Ob es Ihnen gefällt oder nicht, Helvetica bleibt eine der beliebtesten, verbreitetsten und beständigsten Schriftarten aller Zeiten. Sie ist in unzähligen Firmenlogos enthalten, bleibt erste Wahl, um eine bestimmte hippe, ironisch neutrale Ästhetik zu vermitteln (denken Sie nur an (American Apparel comes to mind), und ist sogar Gegenstand ihrer eigenen Dokumentation.

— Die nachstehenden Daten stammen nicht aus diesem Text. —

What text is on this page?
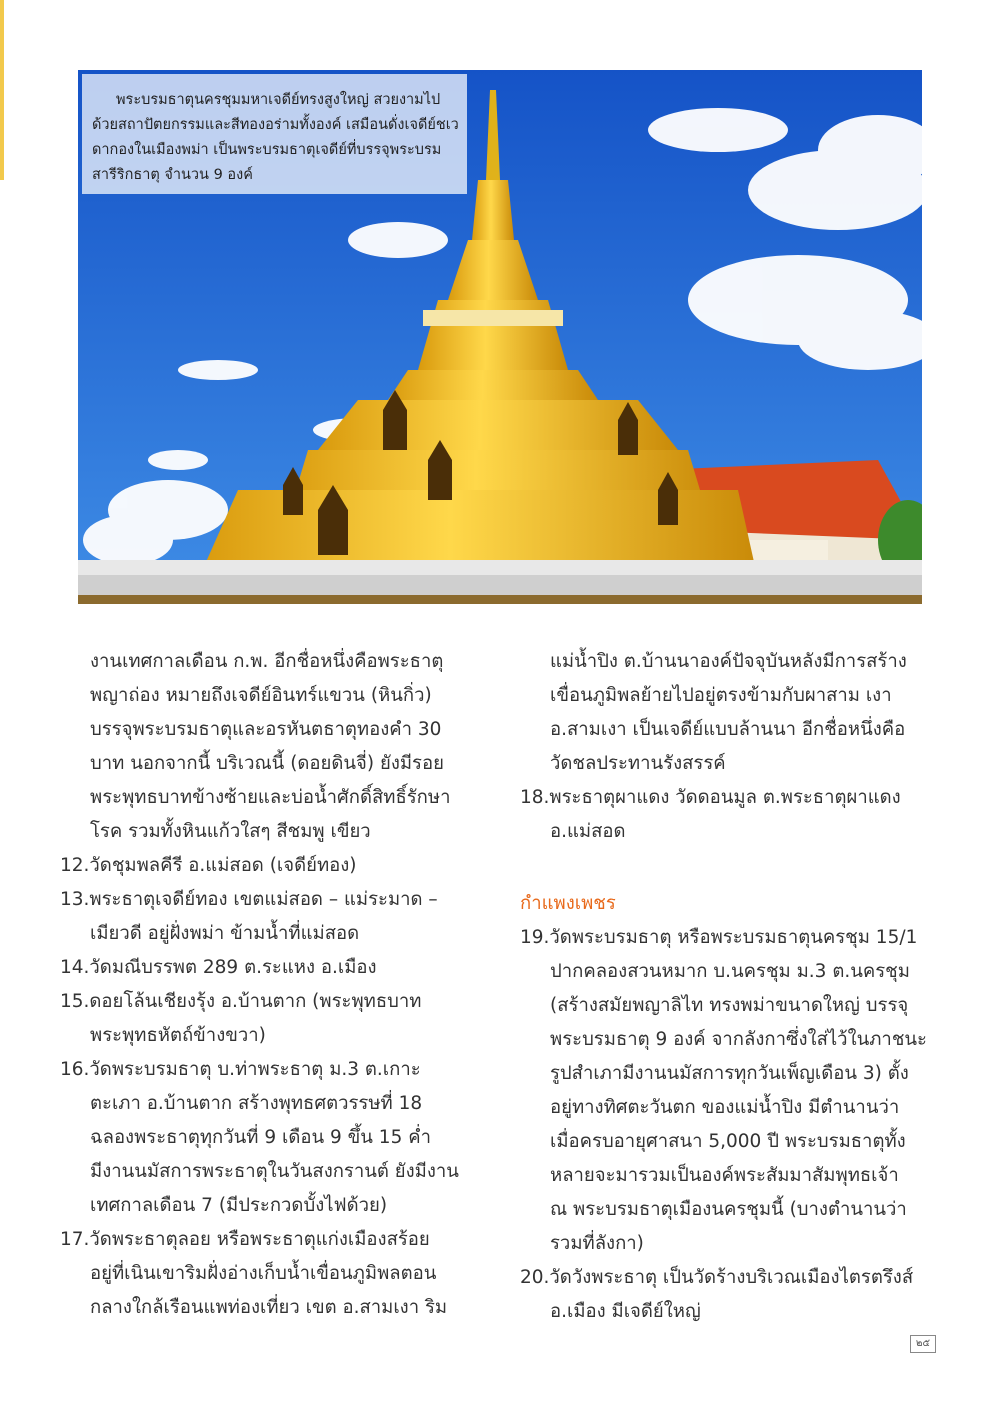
พระบรมธาตุนครชุมมหาเจดีย์ทรงสูงใหญ่ สวยงามไปด้วยสถาปัตยกรรมและสีทองอร่ามทั้งองค์ เสมือนดั่งเจดีย์ชเวดากองในเมืองพม่า เป็นพระบรมธาตุเจดีย์ที่บรรจุพระบรมสารีริกธาตุ จำนวน 9 องค์

งานเทศกาลเดือน ก.พ. อีกชื่อหนึ่งคือพระธาตุ
พญาถ่อง หมายถึงเจดีย์อินทร์แขวน (หินกิ่ว)
บรรจุพระบรมธาตุและอรหันตธาตุทองคำ 30
บาท นอกจากนี้ บริเวณนี้ (ดอยดินจี่) ยังมีรอย
พระพุทธบาทข้างซ้ายและบ่อน้ำศักดิ์สิทธิ์รักษา
โรค รวมทั้งหินแก้วใสๆ สีชมพู เขียว
12.วัดชุมพลคีรี อ.แม่สอด (เจดีย์ทอง)
13.พระธาตุเจดีย์ทอง เขตแม่สอด – แม่ระมาด –
เมียวดี อยู่ฝั่งพม่า ข้ามน้ำที่แม่สอด
14.วัดมณีบรรพต 289 ต.ระแหง อ.เมือง
15.ดอยโล้นเชียงรุ้ง อ.บ้านตาก (พระพุทธบาท
พระพุทธหัตถ์ข้างขวา)
16.วัดพระบรมธาตุ บ.ท่าพระธาตุ ม.3 ต.เกาะ
ตะเภา อ.บ้านตาก สร้างพุทธศตวรรษที่ 18
ฉลองพระธาตุทุกวันที่ 9 เดือน 9 ขึ้น 15 ค่ำ
มีงานนมัสการพระธาตุในวันสงกรานต์ ยังมีงาน
เทศกาลเดือน 7 (มีประกวดบั้งไฟด้วย)
17.วัดพระธาตุลอย หรือพระธาตุแก่งเมืองสร้อย
อยู่ที่เนินเขาริมฝั่งอ่างเก็บน้ำเขื่อนภูมิพลตอน
กลางใกล้เรือนแพท่องเที่ยว เขต อ.สามเงา ริม
แม่น้ำปิง ต.บ้านนาองค์ปัจจุบันหลังมีการสร้าง
เขื่อนภูมิพลย้ายไปอยู่ตรงข้ามกับผาสาม เงา
อ.สามเงา เป็นเจดีย์แบบล้านนา อีกชื่อหนึ่งคือ
วัดชลประทานรังสรรค์
18.พระธาตุผาแดง วัดดอนมูล ต.พระธาตุผาแดง
อ.แม่สอด
กำแพงเพชร
19.วัดพระบรมธาตุ หรือพระบรมธาตุนครชุม 15/1
ปากคลองสวนหมาก บ.นครชุม ม.3 ต.นครชุม
(สร้างสมัยพญาลิไท ทรงพม่าขนาดใหญ่ บรรจุ
พระบรมธาตุ 9 องค์ จากลังกาซึ่งใส่ไว้ในภาชนะ
รูปสำเภามีงานนมัสการทุกวันเพ็ญเดือน 3) ตั้ง
อยู่ทางทิศตะวันตก ของแม่น้ำปิง มีตำนานว่า
เมื่อครบอายุศาสนา 5,000 ปี พระบรมธาตุทั้ง
หลายจะมารวมเป็นองค์พระสัมมาสัมพุทธเจ้า
ณ พระบรมธาตุเมืองนครชุมนี้ (บางตำนานว่า
รวมที่ลังกา)
20.วัดวังพระธาตุ เป็นวัดร้างบริเวณเมืองไตรตรึงส์
อ.เมือง มีเจดีย์ใหญ่
๒๕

Dank des Internets und fantastischer Schriftenhersteller auf der ganzen Welt stehen uns Designern mehr Schriftarten zur Verfügung als je zuvor. Und während wir notfalls immer noch auf Helvetica zurückgreifen können, wenn uns einmal die Inspiration fehlt, gelten in der modernen Meta-Welt mit Schriften für jeden Anlass eigentlich keine Ausreden mehr, um keine Helvetica-Alternative zu verwenden, die selbst einen durch und durch peniblen Schriftartdesigner wie Bruno Maag glücklich machen würde, sofern das überhaupt möglich ist. Ja, sogar bei einigen 18-jährigen, australischen „Geschäftsinhabern“ steht Helvetica ganz oben auf der Liste der absoluten No-Go-Schriftarten (das ist hart!).

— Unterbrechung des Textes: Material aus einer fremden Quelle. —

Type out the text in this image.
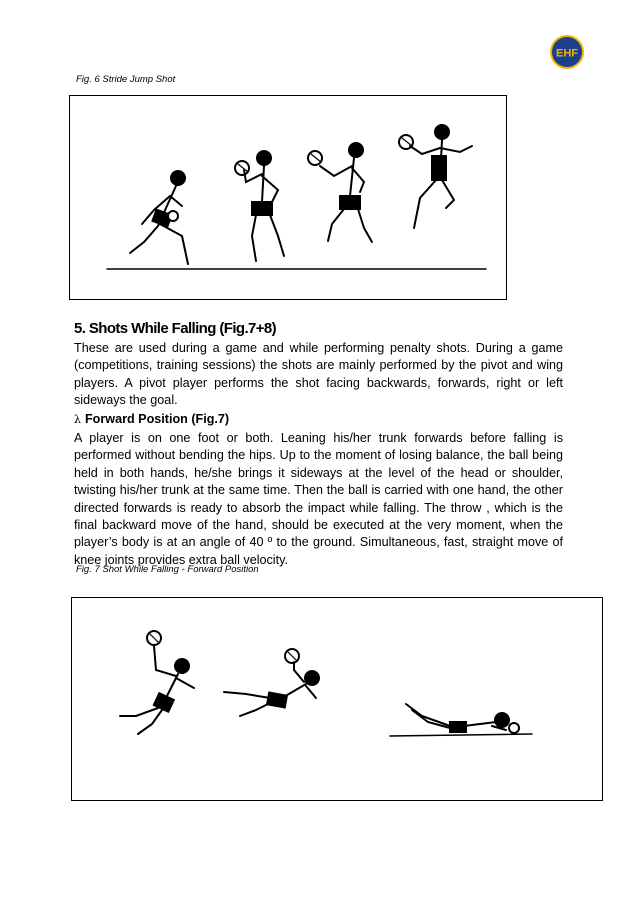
EHF
Fig. 6 Stride Jump Shot
5. Shots While Falling (Fig.7+8)

These are used during a game and while performing penalty shots. During a game (competitions, training sessions) the shots are mainly performed by the pivot and wing players. A pivot player performs the shot facing backwards, forwards, right or left sideways the goal.

λ Forward Position (Fig.7)

A player is on one foot or both. Leaning his/her trunk forwards before falling is performed without bending the hips. Up to the moment of losing balance, the ball being held in both hands, he/she brings it sideways at the level of the head or shoulder, twisting his/her trunk at the same time. Then the ball is carried with one hand, the other directed forwards is ready to absorb the impact while falling. The throw , which is the final backward move of the hand, should be executed at the very moment, when the player’s body is at an angle of 40 º to the ground. Simultaneous, fast, straight move of knee joints provides extra ball velocity.

Fig. 7 Shot While Falling - Forward Position
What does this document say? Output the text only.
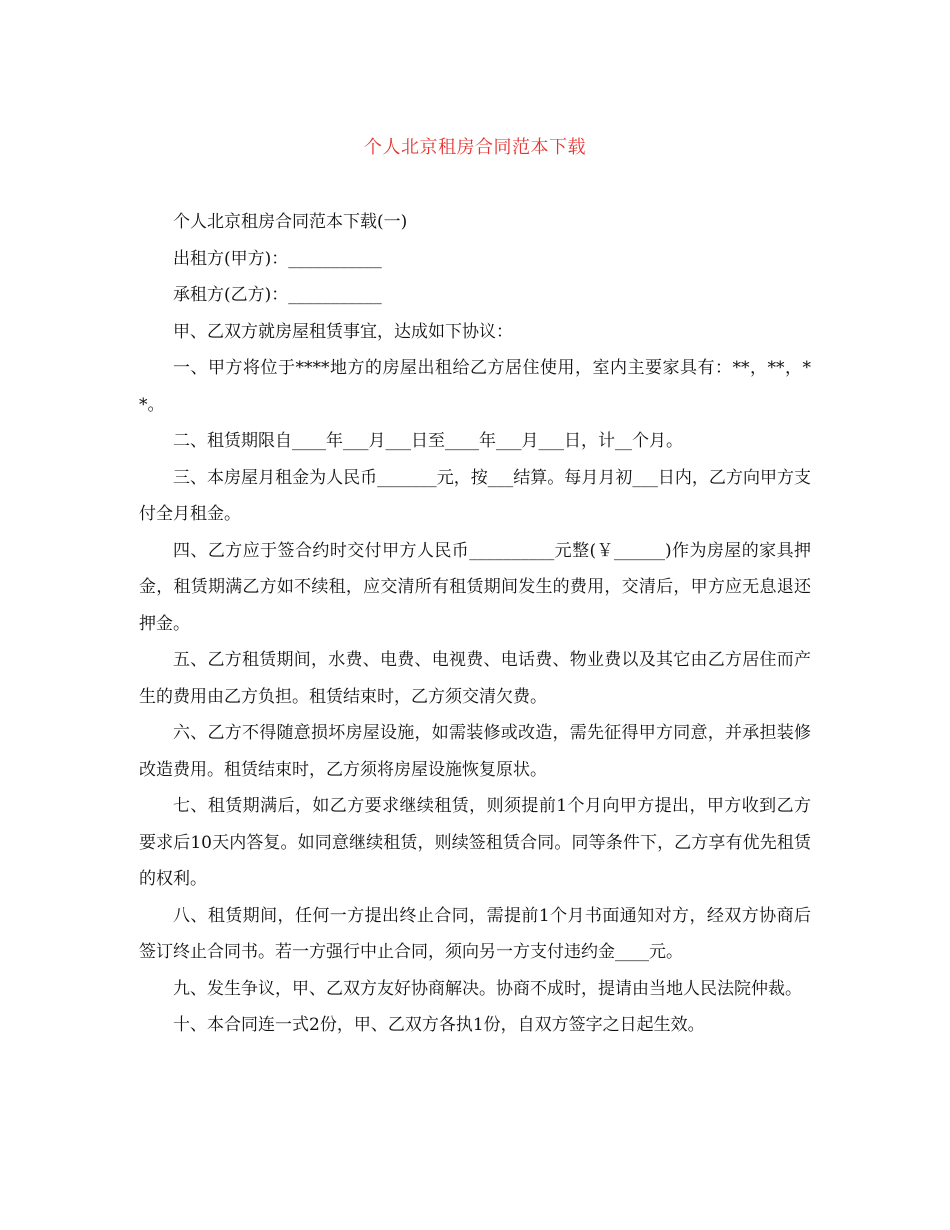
个人北京租房合同范本下载

个人北京租房合同范本下载(一)

出租方(甲方)：___________

承租方(乙方)：___________

甲、乙双方就房屋租赁事宜，达成如下协议：

一、甲方将位于****地方的房屋出租给乙方居住使用，室内主要家具有：**，**，**。

二、租赁期限自____年___月___日至____年___月___日，计__个月。

三、本房屋月租金为人民币_______元，按___结算。每月月初___日内，乙方向甲方支付全月租金。

四、乙方应于签合约时交付甲方人民币__________元整(￥______)作为房屋的家具押金，租赁期满乙方如不续租，应交清所有租赁期间发生的费用，交清后，甲方应无息退还押金。

五、乙方租赁期间，水费、电费、电视费、电话费、物业费以及其它由乙方居住而产生的费用由乙方负担。租赁结束时，乙方须交清欠费。

六、乙方不得随意损坏房屋设施，如需装修或改造，需先征得甲方同意，并承担装修改造费用。租赁结束时，乙方须将房屋设施恢复原状。

七、租赁期满后，如乙方要求继续租赁，则须提前1个月向甲方提出，甲方收到乙方要求后10天内答复。如同意继续租赁，则续签租赁合同。同等条件下，乙方享有优先租赁的权利。

八、租赁期间，任何一方提出终止合同，需提前1个月书面通知对方，经双方协商后签订终止合同书。若一方强行中止合同，须向另一方支付违约金____元。

九、发生争议，甲、乙双方友好协商解决。协商不成时，提请由当地人民法院仲裁。

十、本合同连一式2份，甲、乙双方各执1份，自双方签字之日起生效。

Bevor wir uns nun aber unsere Liste genauer ansehen, noch ein Hinweis: Es geht hier nicht allein darum, unseren geschätzten Lesern Schriften vorzustellen, die Helvetica ähneln (obwohl das bei einigen durchaus der Fall ist). Vielmehr erfüllen auch diese Alternativen ein paar Zusatzkriterien, die an Helvetica geschätzt werden:
In gewisser Weise rede ich mich hier um Kopf und Kragen, weil ich zugeben muss, dass diese Schriftarten mein Plan B sind. Ich liebe sie alle, wie es nur ein Schriftfanatiker kann, und ich habe die meisten von ihnen bereits für berufliche und private Projekte verwendet. Ich wähle sie aus den gleichen Gründen, aus denen sich andere Designer für Helvetica entscheiden, aber auch, um für frischen Wind zu sorgen.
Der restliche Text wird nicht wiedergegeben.